As Renúncias à ADSE
Em apenas seis meses o número de beneficiários que renunciou à ADSE ultrapassou o número relativo aos últimos três anos.
Esta situação está, por isso, a preocupar as Finanças e a própria ADSE, revela o Jornal de Negócios.
Entre janeiro e meados de julho deste ano, as desistências da ADSE, o maior subsistema público de saúde, dispararam: cerca de 1208 beneficiários decidiram renunciar e deixar de descontar para este subsistema.
Comparando o valor de desistências do primeiro semestre de 2014 aos últimos três anos, o número é preocupante. Em 2011 apenas 125 beneficiários renunciaram, aumentando para 200 em 2012 e para 319 no ano passado. A evolução do número de desistentes está a gerar preocupação no seio do Ministério das Finanças e da própria instituição, a ADSE.
No entanto, quando olhamos para o número total de beneficiários titulares (os que fazem descontos), que em junho rondava os 849 mil, o número de desistentes mantém-se baixo.
"Os inevitáveis aumentos de descontos e/ou redução de benefícios terão como consequências prováveis a renúncia à condição de beneficiário e a quebra de adesão via novas inscrições, tornando mais difícil a subsistência do sistema", pode ler-se no relatório Conta Geral do Estado de 2013, recentemente divulgado.
Estes aumentos representam para muitos beneficiários contribuições demasiado elevadas, como é o caso daqueles que chegam a pagar mais de 80 euros. A ideia para 2015 é que as empresas deixem de contribuir para o sistema para que os beneficiários venham a ter, futuramente, um papel na gestão da ADSE.
O desconto que era de 1,5% sobre o salário bruto do funcionário, subiu para 2,25%, depois para 2,5% e atualmente está nos 3,5%. Assim, para um salário de 1500 euros ilíquidos, os descontos passaram de 22,50 euros por vencimento e subsídio para 52,50 euros. De notar ainda que estes pagamentos não se efetuam por mês (12 meses) mas por valor auferido, isto é, engloba os subsídios de férias e de natal, ou seja, em cada ano o funcionário paga 14 vezes a ADSE, ao contrário dos seguros de saúde que só se pagam 12 vezes por ano.
Assim, o verdadeiro desconto mensal, relativo aos doze meses, não corresponde aos 3,5% mas, a uma média mensal de 4,08%, é este o resultado médio mensal em cada ano.

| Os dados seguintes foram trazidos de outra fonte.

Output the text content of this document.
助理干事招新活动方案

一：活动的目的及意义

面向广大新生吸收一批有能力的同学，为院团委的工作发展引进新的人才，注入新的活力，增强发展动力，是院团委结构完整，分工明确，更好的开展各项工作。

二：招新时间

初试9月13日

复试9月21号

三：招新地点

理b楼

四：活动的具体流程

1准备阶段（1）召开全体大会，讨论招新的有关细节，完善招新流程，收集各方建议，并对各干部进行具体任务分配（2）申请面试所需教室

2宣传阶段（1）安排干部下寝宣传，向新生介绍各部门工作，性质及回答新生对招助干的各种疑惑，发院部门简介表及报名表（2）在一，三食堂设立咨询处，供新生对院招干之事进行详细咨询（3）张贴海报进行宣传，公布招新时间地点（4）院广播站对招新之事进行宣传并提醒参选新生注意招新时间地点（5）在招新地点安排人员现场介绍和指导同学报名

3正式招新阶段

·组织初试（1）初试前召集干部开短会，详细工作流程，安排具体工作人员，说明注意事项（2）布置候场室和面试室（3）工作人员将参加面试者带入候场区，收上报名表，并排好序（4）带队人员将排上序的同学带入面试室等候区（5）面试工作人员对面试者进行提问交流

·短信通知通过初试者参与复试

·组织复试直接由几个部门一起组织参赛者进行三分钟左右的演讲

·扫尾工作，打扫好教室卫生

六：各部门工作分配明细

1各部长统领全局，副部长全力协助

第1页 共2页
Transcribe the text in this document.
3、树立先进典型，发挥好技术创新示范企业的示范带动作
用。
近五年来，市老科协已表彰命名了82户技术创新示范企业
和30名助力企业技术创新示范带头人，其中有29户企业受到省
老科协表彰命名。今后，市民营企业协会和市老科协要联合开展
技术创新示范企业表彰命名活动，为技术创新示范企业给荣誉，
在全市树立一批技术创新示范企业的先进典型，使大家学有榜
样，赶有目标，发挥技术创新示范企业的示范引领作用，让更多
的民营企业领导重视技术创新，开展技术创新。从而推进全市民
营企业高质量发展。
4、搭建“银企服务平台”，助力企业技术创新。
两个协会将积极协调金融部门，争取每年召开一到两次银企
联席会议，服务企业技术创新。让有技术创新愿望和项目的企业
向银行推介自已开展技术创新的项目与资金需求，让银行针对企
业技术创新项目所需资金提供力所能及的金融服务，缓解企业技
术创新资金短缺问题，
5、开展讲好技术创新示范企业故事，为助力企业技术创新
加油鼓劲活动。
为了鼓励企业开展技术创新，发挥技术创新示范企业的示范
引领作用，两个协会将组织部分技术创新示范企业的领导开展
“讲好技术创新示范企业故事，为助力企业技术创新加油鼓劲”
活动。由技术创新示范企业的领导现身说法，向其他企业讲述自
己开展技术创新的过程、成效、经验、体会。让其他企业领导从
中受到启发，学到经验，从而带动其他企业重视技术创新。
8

Com esta ordem de valores, e tendo ainda em conta a anunciada redução de benefícios, é de esperar que muitos funcionários optem por um seguro privado. A este respeito, é a própria ADSE que refere, no seu plano de atividades, que «importa acautelar o esforço financeiro individual por forma a evitar desequilíbrios quando se compara com os valores praticados por outros agentes financiadores, como são as seguradoras com os seus planos de saúde, salvaguardada a cobertura similar da ADSE»
O problema da ADSE está também a sentir-se na redução dos beneficiários, dado ter-se fechado o sistema a novos subscritores. Entre 2012 e 2013, a ADSE perdeu 42661 beneficiários, passando de 1333477 em 2012 para 1290816, em 2013. No entanto, ainda tem pouco impacto nas receitas próprias da ADSE.
A ADSE refere que «tomando em consideração os valores cobrados em janeiro de 2014 e à taxa de desconto de 2,5% permite prever uma receita do beneficiário na ordem dos 411 milhões». Mais: com a aplicação do desconto de 3,5%, a ADSE entende que «isso permitirá receitas adicionais que deverão ser afetas a 2015, pelo que será importante criar mecanismos flexíveis para utilização dos saldos que vierem a apurar-se.»
José Abraão, dirigente do Sindicato dos Trabalhadores da Administração Pública (Sintap), manifestou a sua "preocupação" pelo número de renúncias à ADSE. Em sua opinião, o Governo criou condições para que os que mais ganham saiam, tendo como "objetivo acabar com o sistema". Ao contrário do que fez, o Governo "devia abrir a ADSE a novos funcionários" disse José Abraão, revelando que há milhares de trabalhadores que gostariam de aderir à ADSE mas o Governo não permite".